Dentre as manifestações ao longo da carreira política de Bolsonaro, inclusive na Presidência, está a defesa do coronel Carlos Alberto Brilhante Ustra, morto em 2015. Ele comandou o DOI-CODI (Destacamento de Operações de Informações) do 2º Exército entre 1970 e 1974, órgão que a Comissão Nacional da Verdade apontou como responsável pela morte ou desaparecimento de 45 presos políticos.
A Lei de Segurança Nacional tem 35 artigos e trata, em suma, de crimes contra a “a integridade territorial e a soberania nacional, o regime representativo e democrático, a federação e o Estado de Direito e a pessoa dos chefes dos Poderes da União”.
Suas versões anteriores, bem mais duras, foram usadas diversas vezes para perseguição a opositores políticos do regime.
O texto de 1983 mantêm trechos genéricos e anacrônicos como o de incitação “à subversão da ordem política ou social” ou a pena de até quatro anos de prisão para quem imputar fato ofensivo à reputação dos presidentes da República, do Supremo, da Câmara e do Senado.
Nome escolhido pelo novo presidente da Câmara, Arthur Lira (PP-AL), para comandar as principais medidas de alteração jurídica de sua gestão, a deputada Margarete Coelho (PP-PI) se diz favorável à revogação da Lei de Segurança. “Ela não deveria ter permanecido na ordem constitucional de 1988, porque dialoga com um outro tempo, cujo regime identificava parte dos cidadãos como inimigos internos, e nenhum cidadão que reivindique direitos pode ser considerado inimigo do Estado.”
Ela ressalta que as Forças Armadas existem para proteger o país de inimigos externos, “jamais de seus próprios cidadãos”, e que, por isso, entende que a lei deve ser substituída. “Sei que temos boas propostas na Câmara para que criemos uma lei de garantia do Estado democrático de Direito, com o qual eu estaria de acordo.”
Especialistas ouvidos pela Folha foram unânimes em defender a substituição da lei.
“Esse aparato autoritário subsiste no Brasil muito em função de uma transição inadequada da ditadura para a democracia”, afirma Tayara Lemos, professora de direito constitucional da Universidade Federal de Juiz de Fora.
Rubens Beçak, professor associado do Departamento de Direito do Estado da USP, afirma que o cenário nacional e internacional que vem desde o final do século 20 reforça a necessidade de uma nova lei.
“Não tem sentido falar hoje numa lei que pune charge, caricatura, isso é de uma outra época. Já em 1983, quando tivemos essa lei, questionava-se se fazia sentido reeditar a doutrina de segurança nacional dos anos 60. Já era extremamente antiquado. Então, quase 40 anos depois, pretender que aquela lei ainda seja usada? Estamos muito atrasados nessa discussão.”
Fernando Dias Menezes de Almeida, professor titular da Faculdade de Direito da USP, afirma que do ponto de vista político-constitucional há pertinência na maior parte dos casos definidos na lei, ainda que comportando atualizações, mas há pontos incompatíveis com a ordem constitucional vigente.

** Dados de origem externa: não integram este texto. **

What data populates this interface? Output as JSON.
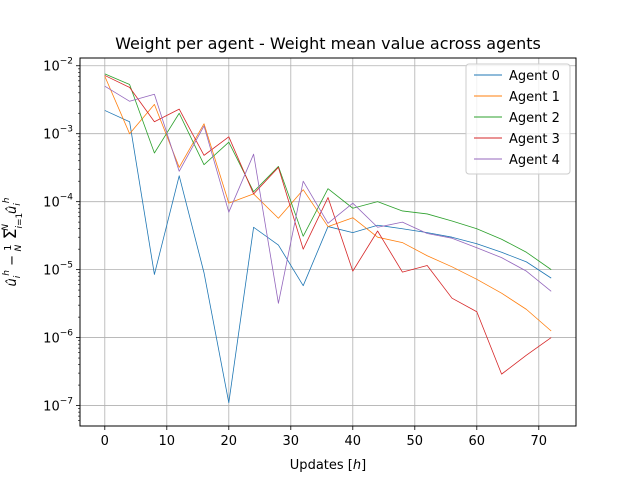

Ele cita como exemplos os artigos de incitação a subversão da ordem pública e os de calúnia e difamação do presidente da República e outras autoridades, “que, se levados ao extremo, seriam atentatórios à liberdade de expressão”.
Também professor titular do Departamento de Direito da USP, Floriano de Azevedo Marques Neto afirma ser premente a substituição da norma por uma lei de defesa da democracia, nos termos da proposta que tramita no Congresso.
“Não só porque é dos tempos da ditadura. Sua substituição é necessária pois ela partia de uma visão ultrapassada de soberania como um dado titularizado pelo ente Estado e pela nação e não algo pertencente aos cidadãos, típica visão Schmittiana [Carl Schmitt, teórico jurídico nazista].”